Lou Reed: Rock and Roll Heart
dir./cinematographer: Timothy Greenfield-Sanders
A touching love letter to Lou Reed, who, for 30+ years has shown the world that rock ‘n roll has no limits. This tribute is a must-see for anyone who cherishes rock ‘n roll history.
Frat House
dir/prod: Todd Phillips and Andrew Gurland
Easily the best documentary of the fest. The Phillips-Gurland team took to the task of discovering and divulging the secrets of college fraternities, and succeeded on the subjective level where Springer and Otto came up short. To get to their subject at hand, the filmmakers ran very real personal risks, and they were willing to subject themselves to absolute torture on a year long filmic route to "Hell Night."
Frat House opens present day at some generic New Jersey state college, where, up front and out of the mouths of meatheads nicknamed "Dookie," "Ubo," and "Blossom" we’re reminded that, even in the Nineties, getting an education is secondary to "the most important fucking thing in college" -- alcohol. Ubu is the master of misogyny, grabbing frat groupies by the crotch for the camera, and Blossom, a frustrated drill-sergeant -- as a way of rationalizing the torture he’s about to subject new pledges too -- tells of the hazing rituals he went through: getting thrown up on, and being forced to bite the head off a rat to name a few too many.
Next, Phillips and Gurland score a major coup by getting their cameras on the inside of these super-secret hazing rituals. After the pledges are accepted, a formal ceremony is held by the frat brothers at which, using classic manipulation, the new guys are made to feel like they belong. A raunchy stripper is even hired for their pleasure. Then, before these guys become "family," for the next twenty days, they are subject to progressive torture not unlike what might have been found in a Korean concentration camp, or a modern day cult for that matter. In fact, hazing as portrayed in this film is not at all dissimilar to cult-style brainwashing tactics.

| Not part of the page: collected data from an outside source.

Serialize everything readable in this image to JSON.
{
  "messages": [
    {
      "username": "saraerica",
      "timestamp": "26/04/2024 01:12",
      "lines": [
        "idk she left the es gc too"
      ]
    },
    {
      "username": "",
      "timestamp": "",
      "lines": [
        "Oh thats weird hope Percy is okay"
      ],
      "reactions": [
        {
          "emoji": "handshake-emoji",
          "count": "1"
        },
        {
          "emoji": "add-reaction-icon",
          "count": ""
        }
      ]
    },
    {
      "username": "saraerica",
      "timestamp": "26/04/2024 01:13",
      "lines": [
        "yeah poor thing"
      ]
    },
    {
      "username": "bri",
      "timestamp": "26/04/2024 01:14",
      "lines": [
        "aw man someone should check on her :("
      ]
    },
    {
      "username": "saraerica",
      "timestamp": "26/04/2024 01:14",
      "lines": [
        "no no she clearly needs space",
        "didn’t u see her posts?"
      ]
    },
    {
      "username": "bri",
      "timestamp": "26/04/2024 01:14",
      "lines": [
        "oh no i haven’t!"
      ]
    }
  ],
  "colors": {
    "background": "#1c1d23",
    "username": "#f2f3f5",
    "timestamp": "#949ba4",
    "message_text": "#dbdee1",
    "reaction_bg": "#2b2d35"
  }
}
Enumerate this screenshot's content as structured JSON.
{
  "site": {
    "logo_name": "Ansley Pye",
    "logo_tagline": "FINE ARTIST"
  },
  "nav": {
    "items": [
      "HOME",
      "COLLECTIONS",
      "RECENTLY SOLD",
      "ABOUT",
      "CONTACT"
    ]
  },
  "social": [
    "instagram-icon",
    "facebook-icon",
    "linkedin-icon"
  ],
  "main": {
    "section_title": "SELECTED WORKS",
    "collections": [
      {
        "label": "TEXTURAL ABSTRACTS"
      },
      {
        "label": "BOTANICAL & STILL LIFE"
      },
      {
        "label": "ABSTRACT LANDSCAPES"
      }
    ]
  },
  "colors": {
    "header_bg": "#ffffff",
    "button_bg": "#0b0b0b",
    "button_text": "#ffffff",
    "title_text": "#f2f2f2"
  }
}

Witness: 20 days of sleep deprivation, menial tasks, and increasing physical and psychological abuse inflicted on the pledges.
Drama unfolds when - just when we think we’ve seen too much already - the filmmakers are banned from the frat because some of the brothers actually thought that the cameras were forcing them to "hold back." Now banned from the frat house, Phillips and Gurland push the envelope by showing up unannounced to witness an incredibly brutal branding ceremony, at which the sounds of pledges screaming behind closed doors is enough to send a shudder up anyone’s spine. With only nine days left until "Hell Night," the filmmakers are absolutely banished with death threats to be carried out should they ever return.
Most filmmakers would have thrown in the towel right there, maybe trying for a cheap out like somehow graphically depicting the obstacles that set them up for failure. Not this die hard documentarian duo. They scrambled, and found another fraternity at another college that actually allowed them to pledge under the conditions that they did not name the college or the fraternity. While for a minute it almost seems like they’ve set this all up as a stunt, that thought changes quickly, when Phillips and Gurland are pissed on, forced to drink Tabasco Sauce (resulting in the hospitalization of one of them), and placed in the ultimate venue for horrific humiliation -- "the dog cage."
Do Phillips and Gurland make it through a first-hand "Hell Night?" No pressing need to spoil it. Frat House will no doubt win the Best Documentary prize at Sundance and find a distribution deal towards audiences who dare to witness ballsy documentary filmmaking at it’s best.